A PCB is a board of non-conductive material on which conductive wires are printed or etched. Electronic components mounted on the board are connected by lines to form a working circuit. The effectiveness of PCB design is the key to the performance of equipment, and there are many parameters that can affect the efficiency of PCB.
The smaller package size reduces costs, simplifies PCB design, and reduces transmission losses for point-to-point connections. Smaller terminal spacing leads to smaller connectors and, in turn, smaller board and backplane sizes.
For example, the parallel mounting spacing of the female connector head can be reduced, and the small size of the female package can help reduce the connector size.
Data rates have exploded, and signal loss during insertion is now critical. The internal structure and the terminal of the connector play an important role in improving the signal strength and reducing insertion loss.

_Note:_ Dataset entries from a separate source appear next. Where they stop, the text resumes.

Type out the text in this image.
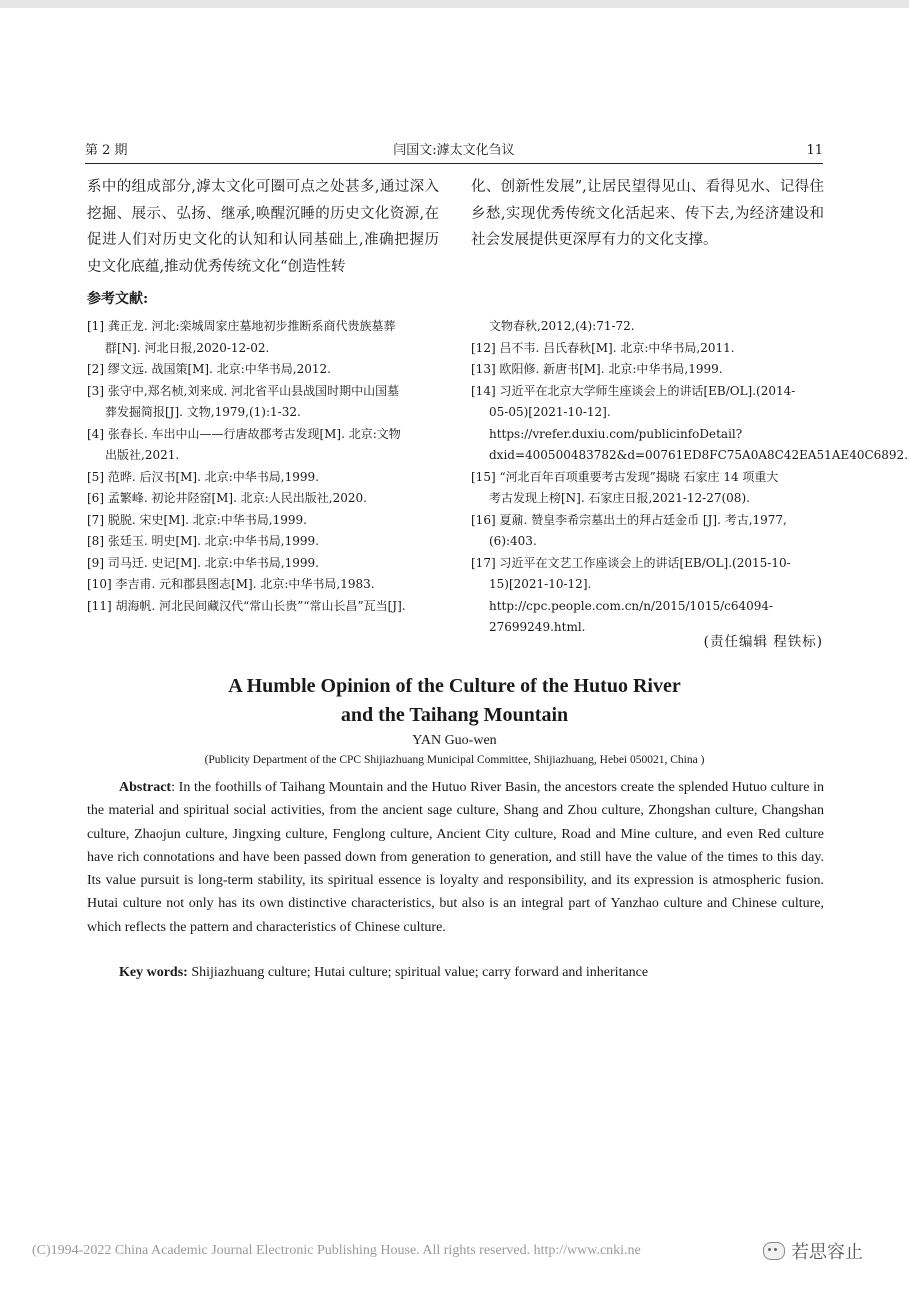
第 2 期	闫国文:滹太文化刍议	11

系中的组成部分,滹太文化可圈可点之处甚多,通过深入挖掘、展示、弘扬、继承,唤醒沉睡的历史文化资源,在促进人们对历史文化的认知和认同基础上,准确把握历史文化底蕴,推动优秀传统文化“创造性转

化、创新性发展”,让居民望得见山、看得见水、记得住乡愁,实现优秀传统文化活起来、传下去,为经济建设和社会发展提供更深厚有力的文化支撑。

参考文献:
[1] 龚正龙. 河北:栾城周家庄墓地初步推断系商代贵族墓葬
群[N]. 河北日报,2020-12-02.
[2] 缪文远. 战国策[M]. 北京:中华书局,2012.
[3] 张守中,郑名桢,刘来成. 河北省平山县战国时期中山国墓
葬发掘简报[J]. 文物,1979,(1):1-32.
[4] 张春长. 车出中山——行唐故郡考古发现[M]. 北京:文物
出版社,2021.
[5] 范晔. 后汉书[M]. 北京:中华书局,1999.
[6] 孟繁峰. 初论井陉窑[M]. 北京:人民出版社,2020.
[7] 脱脱. 宋史[M]. 北京:中华书局,1999.
[8] 张廷玉. 明史[M]. 北京:中华书局,1999.
[9] 司马迁. 史记[M]. 北京:中华书局,1999.
[10] 李吉甫. 元和郡县图志[M]. 北京:中华书局,1983.
[11] 胡海帆. 河北民间藏汉代“常山长贵”“常山长昌”瓦当[J].
文物春秋,2012,(4):71-72.
[12] 吕不韦. 吕氏春秋[M]. 北京:中华书局,2011.
[13] 欧阳修. 新唐书[M]. 北京:中华书局,1999.
[14] 习近平在北京大学师生座谈会上的讲话[EB/OL].(2014-
05-05)[2021-10-12]. https://vrefer.duxiu.com/publicinfoDetail?dxid=400500483782&d=00761ED8FC75A0A8C42EA51AE40C6892.
[15] “河北百年百项重要考古发现”揭晓 石家庄 14 项重大
考古发现上榜[N]. 石家庄日报,2021-12-27(08).
[16] 夏鼐. 赞皇李希宗墓出土的拜占廷金币 [J]. 考古,1977,
(6):403.
[17] 习近平在文艺工作座谈会上的讲话[EB/OL].(2015-10-
15)[2021-10-12]. http://cpc.people.com.cn/n/2015/1015/c64094-27699249.html.
(责任编辑 程铁标)
A Humble Opinion of the Culture of the Hutuo River
and the Taihang Mountain
YAN Guo-wen
(Publicity Department of the CPC Shijiazhuang Municipal Committee, Shijiazhuang, Hebei 050021, China )

Abstract: In the foothills of Taihang Mountain and the Hutuo River Basin, the ancestors create the splended Hutuo culture in the material and spiritual social activities, from the ancient sage culture, Shang and Zhou culture, Zhongshan culture, Changshan culture, Zhaojun culture, Jingxing culture, Fenglong culture, Ancient City culture, Road and Mine culture, and even Red culture have rich connotations and have been passed down from generation to generation, and still have the value of the times to this day. Its value pursuit is long-term stability, its spiritual essence is loyalty and responsibility, and its expression is atmospheric fusion. Hutai culture not only has its own distinctive characteristics, but also is an integral part of Yanzhao culture and Chinese culture, which reflects the pattern and characteristics of Chinese culture.

Key words: Shijiazhuang culture; Hutai culture; spiritual value; carry forward and inheritance
(C)1994-2022 China Academic Journal Electronic Publishing House. All rights reserved. http://www.cnki.ne	若思容止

Enhanced ventilation and improved channel impedance can also enhance the signal interface.
Shielding electromagnetic interference (EMI) and electrostatic discharge (ESD) is an important step to improve data rate. Special installation and termination mechanism ensures protection against EMI and ESD. This is the point to consider when choosing a connector for a PCB.
It is necessary for the cable to be properly connected to the transmission point of the connector to overcome the signal loss. A variety of connectors integrate wire terminal units and cable clips into a single plug housing. Some PCB connectors are equipped with preloaded springs to help prevent accidental cable removal.